Houston abbiamo un problema. Arriva l’allarme da parte della base del Movimento 5Stelle, soprattutto quella radicata nei territori che (più degli altri) sono stati traditi. Perché da quelle parti ci avevano creduto davvero, e la macchina della comunicazione della Casaleggio, per quanto potente, non riesce a nascondere la realtà in Val di Susa, a Roma, in Puglia e in Sicilia. Si parla quindi di Tav, Tap in Salento, Ilva a Taranto, raffinerie a Gela, trivelle nello Ionio, in Adriatico e in Basilicata, Muos a Niscemi in provincia di Caltanissetta, inceneritori in mezza Italia, caos rifiuti a Roma (più gli altri immensi problemi della Capitale, che a parte Spelacchio non ha visto miglioramenti nemmeno quest’anno).
Da Nord a Sud, tante bandierine gialle piantate dal M5s e altrettante vittorie conquistate alle ultime elezioni politiche. Ma ora una delle Cinque stelle originarie, quella dell’ambiente, è diventata una meteora. Dopo sette mesi di autoproclamato “governo del cambiamento” è tanta la distanza tra le promesse e i consensi ottenuti da un lato e le azioni dei grillini sulle questioni ambientali dall’altro.
La retorica ambientalista finora ha portato a Di Maio e soci solo polemiche e retromarce. Sul No alla Tav, l’esecutivo è appeso all’analisi costi-benefici. Peccato che i numeri del 4 marzo parlino una lingua diversa rispetto al grillismo di governo. Nei Comuni della Val di Susa vicini al cantiere dell’alta velocità, i Cinque Stelle hanno ottenuto percentuali da capogiro: in tutta la valle No-Tav il M5s ha superato abbondantemente il 30% dei voti. Cifre ancora più impressionanti a Melendugno, in provincia di Lecce, punto di approdo del gasdotto Tap…
Nella cittadina del Salento i grillini hanno conquistato il 67%. Proprio il paese dove, a fine ottobre scorso, i cittadini hanno bruciato le bandiere del Movimento in seguito alla decisione del governo di dare il via libera alla grande opera. In tutta la provincia di Lecce, dove sono presenti anche impianti di trivellazione in mare, il partito guidato da Di Maio ha ottenuto il 42%.

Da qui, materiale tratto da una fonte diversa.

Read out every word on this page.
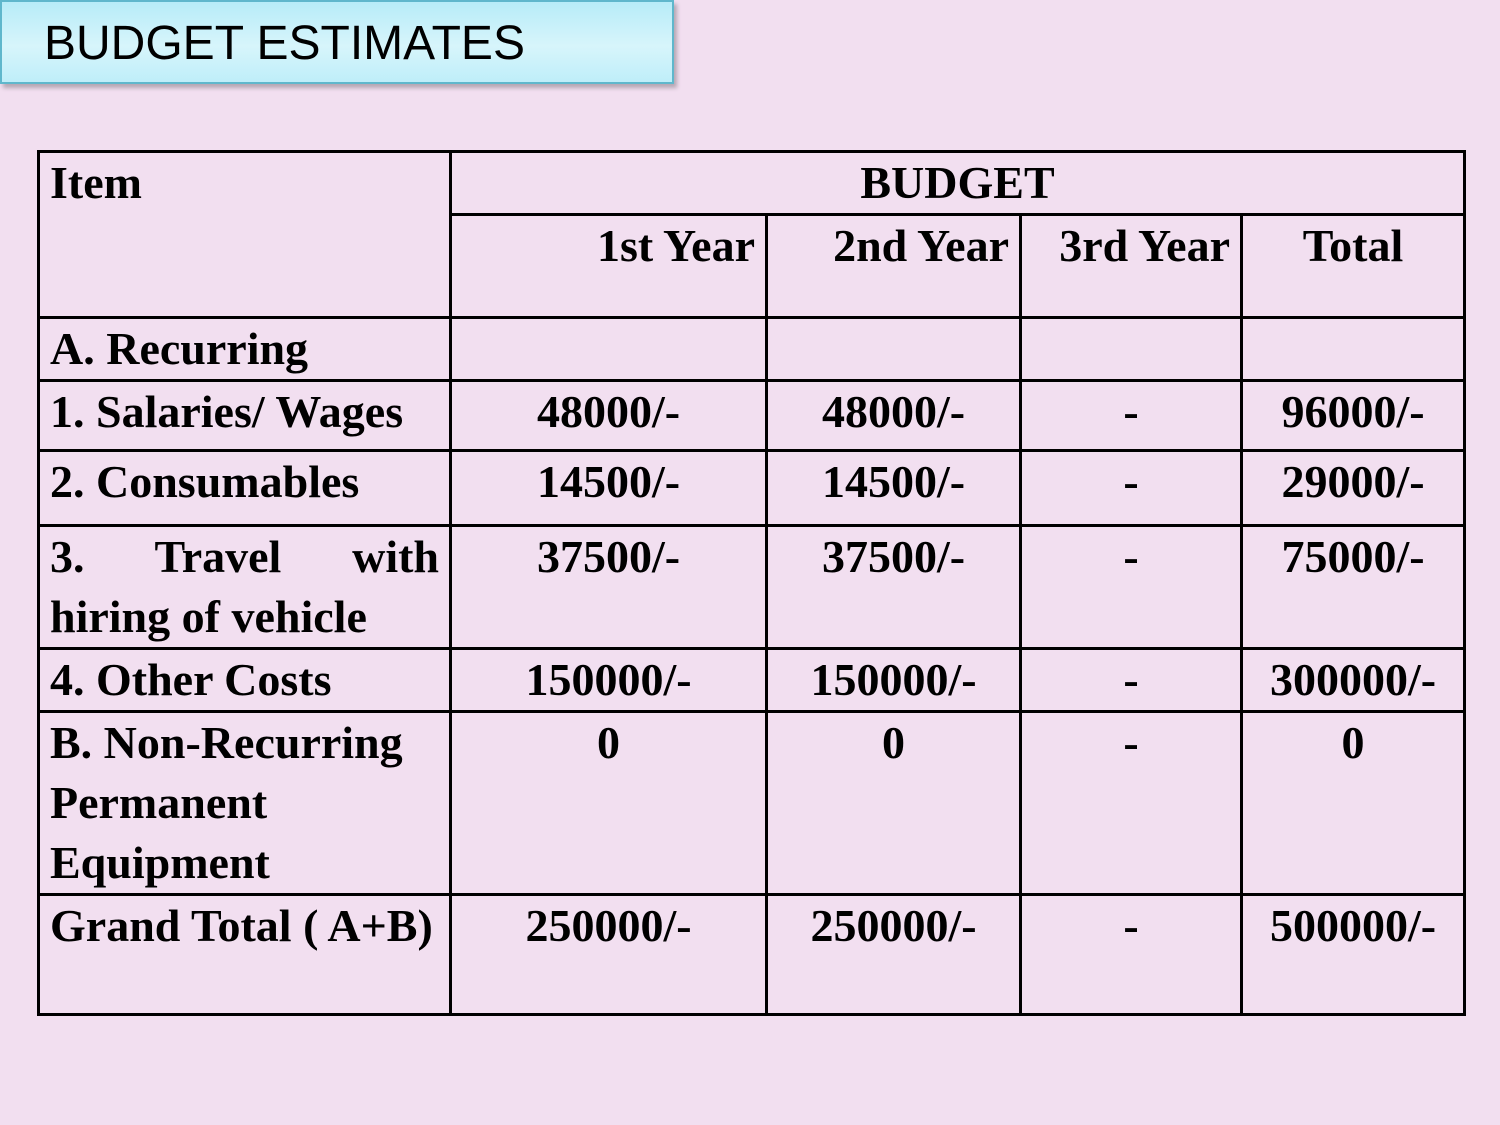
BUDGET ESTIMATES
Item	BUDGET			
	1st Year	2nd Year	3rd Year	Total
A. Recurring				
1. Salaries/ Wages	48000/-	48000/-	-	96000/-
2. Consumables	14500/-	14500/-	-	29000/-
3. Travel with hiring of vehicle	37500/-	37500/-	-	75000/-
4. Other Costs	150000/-	150000/-	-	300000/-
B. Non-Recurring Permanent Equipment	0	0	-	0
Grand Total ( A+B)	250000/-	250000/-	-	500000/-
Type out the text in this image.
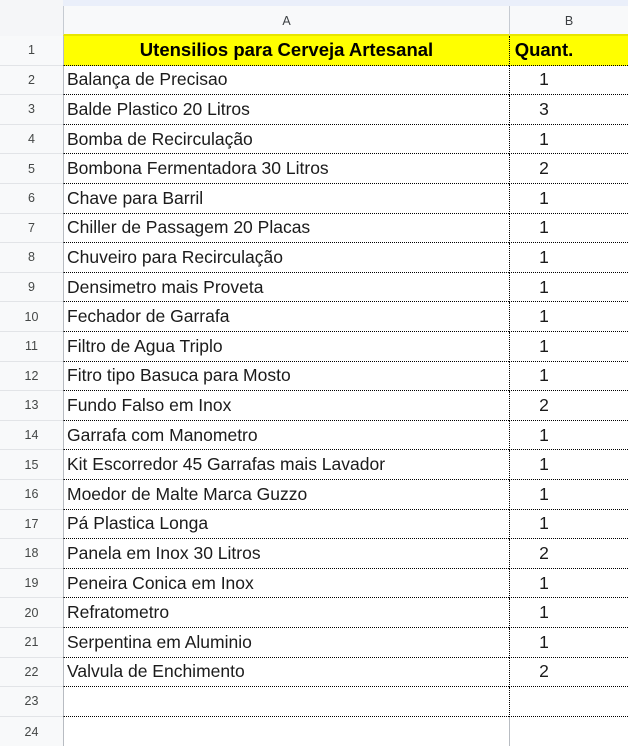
A	B
1	Utensilios para Cerveja Artesanal	Quant.
2	Balança de Precisao	1
3	Balde Plastico 20 Litros	3
4	Bomba de Recirculação	1
5	Bombona Fermentadora 30 Litros	2
6	Chave para Barril	1
7	Chiller de Passagem 20 Placas	1
8	Chuveiro para Recirculação	1
9	Densimetro mais Proveta	1
10	Fechador de Garrafa	1
11	Filtro de Agua Triplo	1
12	Fitro tipo Basuca para Mosto	1
13	Fundo Falso em Inox	2
14	Garrafa com Manometro	1
15	Kit Escorredor 45 Garrafas mais Lavador	1
16	Moedor de Malte Marca Guzzo	1
17	Pá Plastica Longa	1
18	Panela em Inox 30 Litros	2
19	Peneira Conica em Inox	1
20	Refratometro	1
21	Serpentina em Aluminio	1
22	Valvula de Enchimento	2
23
24
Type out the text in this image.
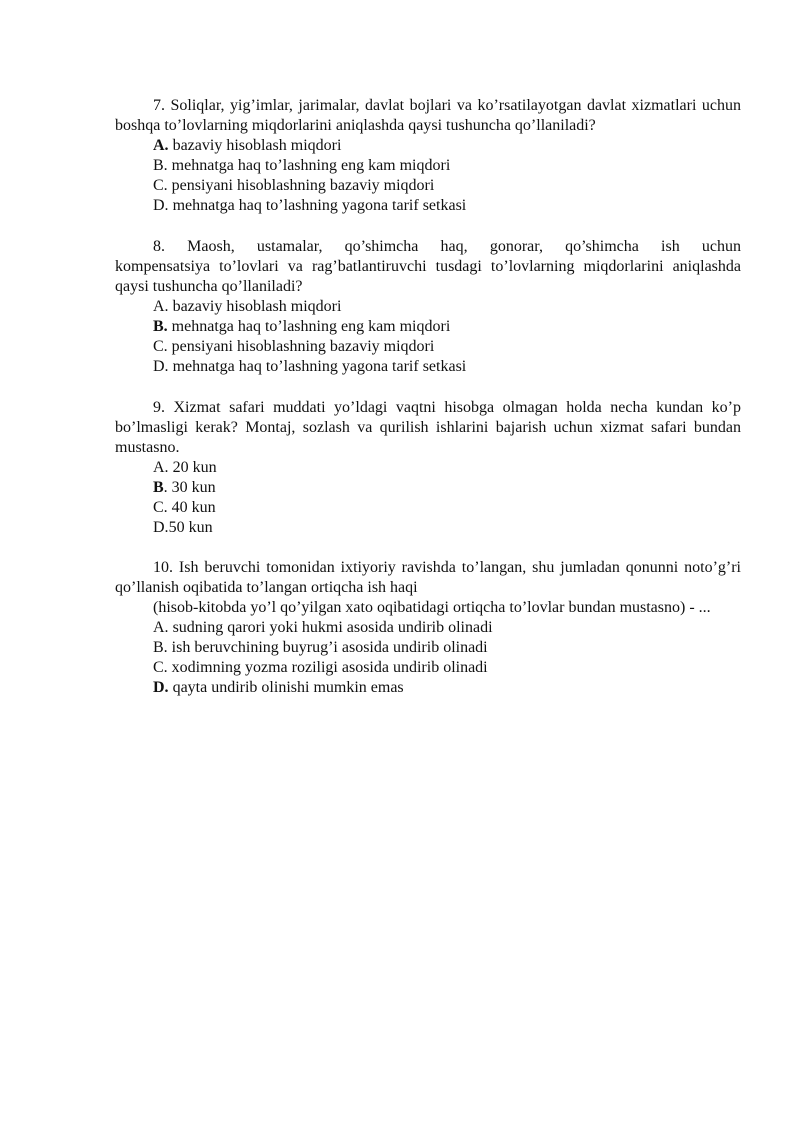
7. Soliqlar, yig’imlar, jarimalar, davlat bojlari va ko’rsatilayotgan davlat xizmatlari uchun boshqa to’lovlarning miqdorlarini aniqlashda qaysi tushuncha qo’llaniladi?

A. bazaviy hisoblash miqdori

B. mehnatga haq to’lashning eng kam miqdori

C. pensiyani hisoblashning bazaviy miqdori

D. mehnatga haq to’lashning yagona tarif setkasi

8. Maosh, ustamalar, qo’shimcha haq, gonorar, qo’shimcha ish uchun

kompensatsiya to’lovlari va rag’batlantiruvchi tusdagi to’lovlarning miqdorlarini aniqlashda qaysi tushuncha qo’llaniladi?

A. bazaviy hisoblash miqdori

B. mehnatga haq to’lashning eng kam miqdori

C. pensiyani hisoblashning bazaviy miqdori

D. mehnatga haq to’lashning yagona tarif setkasi

9. Xizmat safari muddati yo’ldagi vaqtni hisobga olmagan holda necha kundan ko’p bo’lmasligi kerak? Montaj, sozlash va qurilish ishlarini bajarish uchun xizmat safari bundan mustasno.

A. 20 kun

B. 30 kun

C. 40 kun

D.50 kun

10. Ish beruvchi tomonidan ixtiyoriy ravishda to’langan, shu jumladan qonunni noto’g’ri qo’llanish oqibatida to’langan ortiqcha ish haqi

(hisob-kitobda yo’l qo’yilgan xato oqibatidagi ortiqcha to’lovlar bundan mustasno) - ...

A. sudning qarori yoki hukmi asosida undirib olinadi

B. ish beruvchining buyrug’i asosida undirib olinadi

C. xodimning yozma roziligi asosida undirib olinadi

D. qayta undirib olinishi mumkin emas
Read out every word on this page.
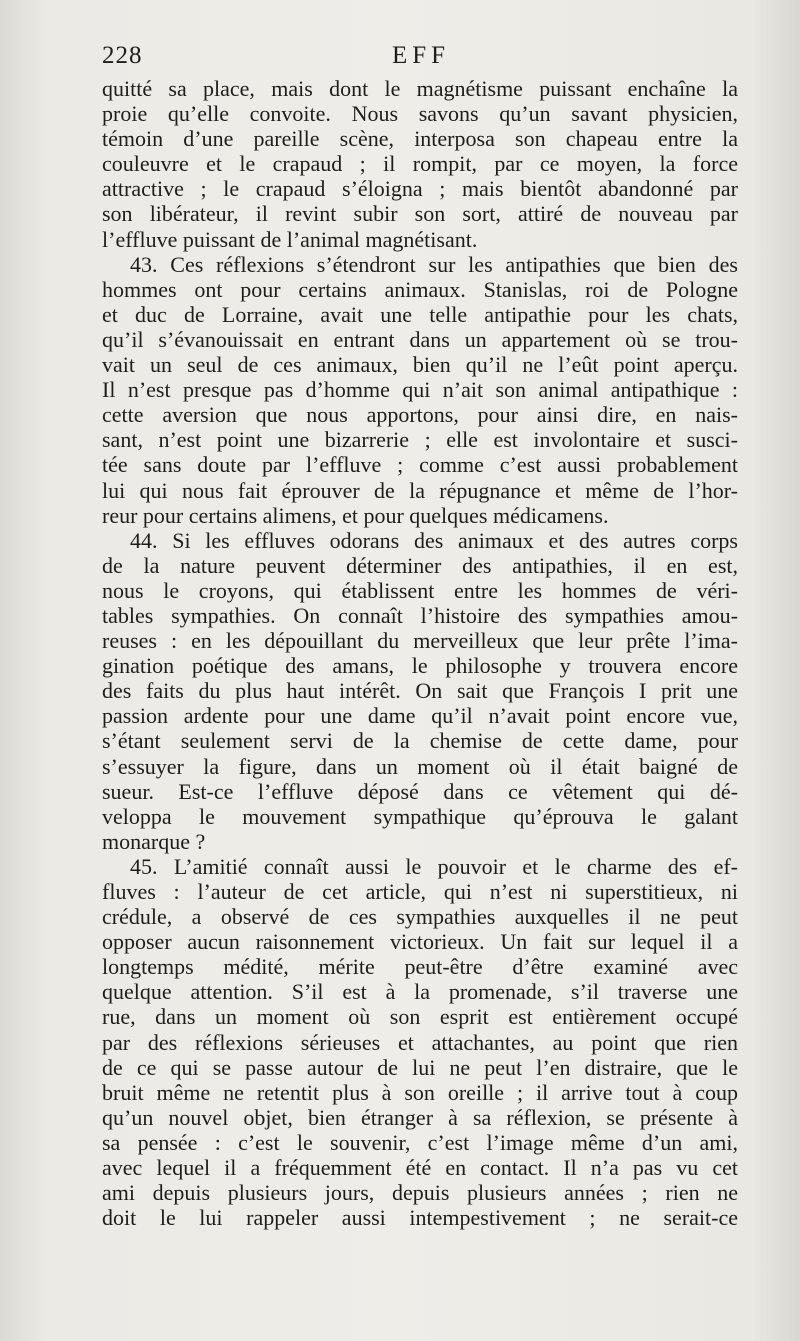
228	EFF
quitté sa place, mais dont le magnétisme puissant enchaîne la
proie qu’elle convoite. Nous savons qu’un savant physicien,
témoin d’une pareille scène, interposa son chapeau entre la
couleuvre et le crapaud ; il rompit, par ce moyen, la force
attractive ; le crapaud s’éloigna ; mais bientôt abandonné par
son libérateur, il revint subir son sort, attiré de nouveau par
l’effluve puissant de l’animal magnétisant.
43. Ces réflexions s’étendront sur les antipathies que bien des
hommes ont pour certains animaux. Stanislas, roi de Pologne
et duc de Lorraine, avait une telle antipathie pour les chats,
qu’il s’évanouissait en entrant dans un appartement où se trou-
vait un seul de ces animaux, bien qu’il ne l’eût point aperçu.
Il n’est presque pas d’homme qui n’ait son animal antipathique :
cette aversion que nous apportons, pour ainsi dire, en nais-
sant, n’est point une bizarrerie ; elle est involontaire et susci-
tée sans doute par l’effluve ; comme c’est aussi probablement
lui qui nous fait éprouver de la répugnance et même de l’hor-
reur pour certains alimens, et pour quelques médicamens.
44. Si les effluves odorans des animaux et des autres corps
de la nature peuvent déterminer des antipathies, il en est,
nous le croyons, qui établissent entre les hommes de véri-
tables sympathies. On connaît l’histoire des sympathies amou-
reuses : en les dépouillant du merveilleux que leur prête l’ima-
gination poétique des amans, le philosophe y trouvera encore
des faits du plus haut intérêt. On sait que François I prit une
passion ardente pour une dame qu’il n’avait point encore vue,
s’étant seulement servi de la chemise de cette dame, pour
s’essuyer la figure, dans un moment où il était baigné de
sueur. Est-ce l’effluve déposé dans ce vêtement qui dé-
veloppa le mouvement sympathique qu’éprouva le galant
monarque ?
45. L’amitié connaît aussi le pouvoir et le charme des ef-
fluves : l’auteur de cet article, qui n’est ni superstitieux, ni
crédule, a observé de ces sympathies auxquelles il ne peut
opposer aucun raisonnement victorieux. Un fait sur lequel il a
longtemps médité, mérite peut-être d’être examiné avec
quelque attention. S’il est à la promenade, s’il traverse une
rue, dans un moment où son esprit est entièrement occupé
par des réflexions sérieuses et attachantes, au point que rien
de ce qui se passe autour de lui ne peut l’en distraire, que le
bruit même ne retentit plus à son oreille ; il arrive tout à coup
qu’un nouvel objet, bien étranger à sa réflexion, se présente à
sa pensée : c’est le souvenir, c’est l’image même d’un ami,
avec lequel il a fréquemment été en contact. Il n’a pas vu cet
ami depuis plusieurs jours, depuis plusieurs années ; rien ne
doit le lui rappeler aussi intempestivement ; ne serait-ce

Nella Puglia dei No-Triv, i Cinque stelle hanno sfiorato il 43%. E da ieri fa discutere la notizia dell’autorizzazione, concessa da Di Maio, di tre nuovi permessi di ricerca a largo dello Ionio. Anche la Sicilia è terra di petrolio, proteste ambientaliste e disastri ecologici, come quello provocato dall’ex polo petrolchimico Eni di Gela. Nella città della raffineria, il M5s ha preso quasi il 47%. Un altro focolaio critico delle promesse disattese è Taranto, città dell’Ilva. “Impianto da chiudere” secondo i grillini in campagna elettorale con la promessa di Grillo di farne un parco.
Poi Di Maio al governo ha firmato con la società Arcelor Mittal un accordo simile a quello del suo predecessore Carlo Calenda. Nella città delle acciaierie il M5s ha ottenuto il 44%. Infine la Basilicata: prima di Natale il governo si è costituito in giudizio contro la Regione in merito all’autorizzazione del nuovo impianto “Masseria La Pergola”, e in tanti si sentono traditi, soprattutto dopo il 43% dei voti dato al M5s il 4 marzo. E adesso? Speriamo che i “traditi” si sveglino e capiscano di che pasta è fatta la macchina da bufale dei 5Stelli. Si intenda, non le mozzarelle (magari!): ma le fake news.